FLIR thermal cameras make pictures from tiny difference in heat, so they can see invisible areas of moisture and water damage, giving homeowners and contractors the information they need to clean up faster and more thoroughly after disasters.
Water damage is a particularly insidious because it can hide in corners, move up the walls, and creep from one floor to the next. And it can be just as tough to know when you finally have it dry.
A thermal camera is a vital tool in water damage restoration. Beyond letting you see where there is moisture hidden in the walls and floors, the camera saves pictures so you can tell if things are drying out as they should.

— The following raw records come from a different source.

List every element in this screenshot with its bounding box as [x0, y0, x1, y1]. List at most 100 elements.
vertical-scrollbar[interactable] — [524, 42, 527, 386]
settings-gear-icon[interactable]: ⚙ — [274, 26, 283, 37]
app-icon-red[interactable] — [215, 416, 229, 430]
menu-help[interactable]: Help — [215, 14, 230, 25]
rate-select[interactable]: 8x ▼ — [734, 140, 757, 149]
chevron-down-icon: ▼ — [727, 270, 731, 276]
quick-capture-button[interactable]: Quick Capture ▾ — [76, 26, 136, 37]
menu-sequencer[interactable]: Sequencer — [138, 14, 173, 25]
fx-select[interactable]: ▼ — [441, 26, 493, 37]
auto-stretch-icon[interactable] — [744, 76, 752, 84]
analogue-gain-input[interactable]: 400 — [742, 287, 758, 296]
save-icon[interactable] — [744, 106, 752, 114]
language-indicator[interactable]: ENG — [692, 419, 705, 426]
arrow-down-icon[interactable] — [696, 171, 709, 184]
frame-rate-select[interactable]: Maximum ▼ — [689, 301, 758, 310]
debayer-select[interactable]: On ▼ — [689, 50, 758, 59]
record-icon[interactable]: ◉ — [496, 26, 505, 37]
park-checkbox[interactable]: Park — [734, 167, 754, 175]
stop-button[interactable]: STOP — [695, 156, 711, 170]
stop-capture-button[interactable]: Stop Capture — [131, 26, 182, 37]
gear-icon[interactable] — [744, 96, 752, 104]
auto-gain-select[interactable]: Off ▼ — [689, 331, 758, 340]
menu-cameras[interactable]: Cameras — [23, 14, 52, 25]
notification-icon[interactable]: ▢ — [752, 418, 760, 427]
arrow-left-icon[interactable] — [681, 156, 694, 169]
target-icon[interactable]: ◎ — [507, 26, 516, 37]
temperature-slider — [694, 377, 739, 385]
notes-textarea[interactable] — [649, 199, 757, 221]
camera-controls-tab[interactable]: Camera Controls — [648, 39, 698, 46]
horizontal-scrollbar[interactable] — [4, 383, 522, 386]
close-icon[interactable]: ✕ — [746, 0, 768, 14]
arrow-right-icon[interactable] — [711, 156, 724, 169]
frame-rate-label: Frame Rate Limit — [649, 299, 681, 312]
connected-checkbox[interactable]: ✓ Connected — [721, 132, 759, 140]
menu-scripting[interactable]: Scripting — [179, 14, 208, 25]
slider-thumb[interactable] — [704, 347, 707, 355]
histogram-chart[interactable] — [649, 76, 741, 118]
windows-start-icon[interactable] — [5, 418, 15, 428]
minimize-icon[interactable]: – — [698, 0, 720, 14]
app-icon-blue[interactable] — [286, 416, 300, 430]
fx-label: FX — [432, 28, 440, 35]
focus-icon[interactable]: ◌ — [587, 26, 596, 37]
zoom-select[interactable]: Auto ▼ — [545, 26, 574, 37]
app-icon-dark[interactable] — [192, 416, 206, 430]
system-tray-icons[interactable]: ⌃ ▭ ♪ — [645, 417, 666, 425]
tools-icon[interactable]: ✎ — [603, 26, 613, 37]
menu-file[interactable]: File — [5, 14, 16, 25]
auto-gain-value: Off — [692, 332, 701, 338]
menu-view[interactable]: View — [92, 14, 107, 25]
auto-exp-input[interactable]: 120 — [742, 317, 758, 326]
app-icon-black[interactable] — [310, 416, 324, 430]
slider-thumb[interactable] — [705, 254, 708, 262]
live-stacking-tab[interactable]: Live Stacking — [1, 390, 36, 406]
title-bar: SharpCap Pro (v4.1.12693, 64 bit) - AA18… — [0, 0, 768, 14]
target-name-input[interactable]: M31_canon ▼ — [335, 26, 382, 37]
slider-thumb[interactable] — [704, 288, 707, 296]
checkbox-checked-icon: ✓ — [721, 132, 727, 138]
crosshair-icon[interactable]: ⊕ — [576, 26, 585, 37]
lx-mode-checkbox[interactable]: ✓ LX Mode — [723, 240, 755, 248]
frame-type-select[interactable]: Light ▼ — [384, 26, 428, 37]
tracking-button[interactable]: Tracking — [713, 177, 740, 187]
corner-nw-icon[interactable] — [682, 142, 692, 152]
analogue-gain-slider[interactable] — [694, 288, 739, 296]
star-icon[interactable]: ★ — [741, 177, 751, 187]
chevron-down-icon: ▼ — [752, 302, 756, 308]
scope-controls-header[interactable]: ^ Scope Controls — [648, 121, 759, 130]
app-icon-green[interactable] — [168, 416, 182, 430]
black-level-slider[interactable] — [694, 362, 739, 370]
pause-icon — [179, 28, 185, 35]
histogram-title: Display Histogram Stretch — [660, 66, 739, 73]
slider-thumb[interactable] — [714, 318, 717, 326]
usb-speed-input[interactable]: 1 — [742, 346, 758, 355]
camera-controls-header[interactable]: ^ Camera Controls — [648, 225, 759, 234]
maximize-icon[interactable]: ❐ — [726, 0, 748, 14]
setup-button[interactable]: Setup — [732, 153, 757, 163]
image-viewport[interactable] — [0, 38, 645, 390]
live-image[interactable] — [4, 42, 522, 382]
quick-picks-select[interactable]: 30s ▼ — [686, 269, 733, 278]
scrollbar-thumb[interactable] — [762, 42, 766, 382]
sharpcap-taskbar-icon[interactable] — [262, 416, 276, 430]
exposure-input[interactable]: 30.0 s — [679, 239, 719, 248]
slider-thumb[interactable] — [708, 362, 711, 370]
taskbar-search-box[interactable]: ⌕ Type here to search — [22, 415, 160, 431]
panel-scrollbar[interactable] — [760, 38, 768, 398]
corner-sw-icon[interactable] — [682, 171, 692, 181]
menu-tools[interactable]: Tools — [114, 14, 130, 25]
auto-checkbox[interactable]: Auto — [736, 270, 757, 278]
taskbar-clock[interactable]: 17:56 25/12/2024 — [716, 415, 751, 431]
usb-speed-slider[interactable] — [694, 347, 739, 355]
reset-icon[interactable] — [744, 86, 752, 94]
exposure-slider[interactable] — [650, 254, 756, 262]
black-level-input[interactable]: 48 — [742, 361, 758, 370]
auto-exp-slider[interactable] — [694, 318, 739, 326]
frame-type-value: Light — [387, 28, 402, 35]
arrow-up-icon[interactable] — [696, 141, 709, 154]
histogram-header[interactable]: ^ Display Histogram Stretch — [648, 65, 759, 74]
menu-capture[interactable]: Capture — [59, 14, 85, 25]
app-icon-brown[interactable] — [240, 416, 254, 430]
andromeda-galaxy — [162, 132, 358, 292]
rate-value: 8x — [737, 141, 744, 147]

What's more, FLIR thermal cameras can also find damaged insulation, air leaks, and electrical problems, making them an invaluable tool in the recovery process.
In the thermal image attached to this release, the areas suffering from water damage show up clearly as purple shades, making it easy for anyone to find water damage and assess their clean-up efforts.
This is an interesting and visual technology that helps to tell a story that is largely invisible to viewers. It's a powerful visual for viewers to see these saturated areas, and what's new about this technology is that it is now affordable for consumers. You can even rent cameras at Home Depot's.